Archaeologists excavated the cloister walk of the friary in 2007-2008 and 2010. The remains of several hundred people interred there were recovered and studied. Most of the people were from Montella, but one was not from the area. His radiocarbon date range is AD 1050–1249. The scientists suggest he may have been one of the saint's fellow travelers who founded the friary in the 13th century.

Presently, the site also contains a museum. The church was erected in the 18th century, with a single nave and lateral chapels. The interior decoration is rich in stucco. The Bread Sack of St. Francis is in the Crucifix's main chapel.
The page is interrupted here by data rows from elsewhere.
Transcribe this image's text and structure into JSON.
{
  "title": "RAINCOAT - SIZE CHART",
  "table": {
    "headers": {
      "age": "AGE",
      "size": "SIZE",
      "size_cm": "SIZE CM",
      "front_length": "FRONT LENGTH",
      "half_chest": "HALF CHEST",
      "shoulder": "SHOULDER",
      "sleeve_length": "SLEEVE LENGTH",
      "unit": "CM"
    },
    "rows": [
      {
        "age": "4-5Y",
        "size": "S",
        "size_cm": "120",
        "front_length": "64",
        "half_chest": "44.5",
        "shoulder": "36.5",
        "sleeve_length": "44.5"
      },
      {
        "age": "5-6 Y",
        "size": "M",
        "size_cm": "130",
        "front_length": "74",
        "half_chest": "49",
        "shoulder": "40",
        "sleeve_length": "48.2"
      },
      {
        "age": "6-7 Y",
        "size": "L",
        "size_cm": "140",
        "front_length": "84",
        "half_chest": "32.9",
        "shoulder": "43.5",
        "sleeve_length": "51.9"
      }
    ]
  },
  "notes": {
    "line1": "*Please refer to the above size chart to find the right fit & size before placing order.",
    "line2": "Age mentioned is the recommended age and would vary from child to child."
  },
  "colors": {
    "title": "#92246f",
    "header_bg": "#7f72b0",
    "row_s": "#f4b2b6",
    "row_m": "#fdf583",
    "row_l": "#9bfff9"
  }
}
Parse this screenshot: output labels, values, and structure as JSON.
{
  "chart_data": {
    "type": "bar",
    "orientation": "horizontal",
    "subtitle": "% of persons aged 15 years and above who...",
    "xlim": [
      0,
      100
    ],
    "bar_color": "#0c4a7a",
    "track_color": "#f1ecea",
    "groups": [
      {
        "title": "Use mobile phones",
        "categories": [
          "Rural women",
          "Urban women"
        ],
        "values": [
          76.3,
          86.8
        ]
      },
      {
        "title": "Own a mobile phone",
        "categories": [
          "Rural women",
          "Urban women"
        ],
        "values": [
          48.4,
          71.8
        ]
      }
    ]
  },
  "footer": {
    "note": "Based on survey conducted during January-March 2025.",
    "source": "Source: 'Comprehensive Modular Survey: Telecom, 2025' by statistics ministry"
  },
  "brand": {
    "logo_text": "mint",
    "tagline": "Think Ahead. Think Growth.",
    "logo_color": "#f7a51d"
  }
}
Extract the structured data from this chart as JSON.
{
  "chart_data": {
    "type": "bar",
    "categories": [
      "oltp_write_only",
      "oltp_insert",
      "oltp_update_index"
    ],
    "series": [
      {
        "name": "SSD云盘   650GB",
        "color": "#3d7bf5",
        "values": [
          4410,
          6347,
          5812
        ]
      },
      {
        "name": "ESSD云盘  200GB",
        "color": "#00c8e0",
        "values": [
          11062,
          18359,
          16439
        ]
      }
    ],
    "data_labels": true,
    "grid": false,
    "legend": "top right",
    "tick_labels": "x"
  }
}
The church also has the cenotaph of Diego I Cavaniglia, Count of Montella, killed in September 1481 during the siege of Otranto for the liberation of the town conquered by the Ottomans in 1480. It was erected by his widow, Margherita Orsini.

==Bread Sack of Saint Francis of Assisi==
According to tradition, a sack of bread sent by Saint Francis of Assisi appeared on the doorstep of the friary in the winter of 1224. However, the saint was in France at the time, and it was believed that an angel delivered the bread, so this event was considered a miracle. The sack was later used as an altar cloth and then preserved as a relic in the friary. Scientists analyzed part of the sack and determined its radiocarbon date range was AD 1220–1295. They also revealed the presence of ergosterol, a biomarker for the past presence of bread.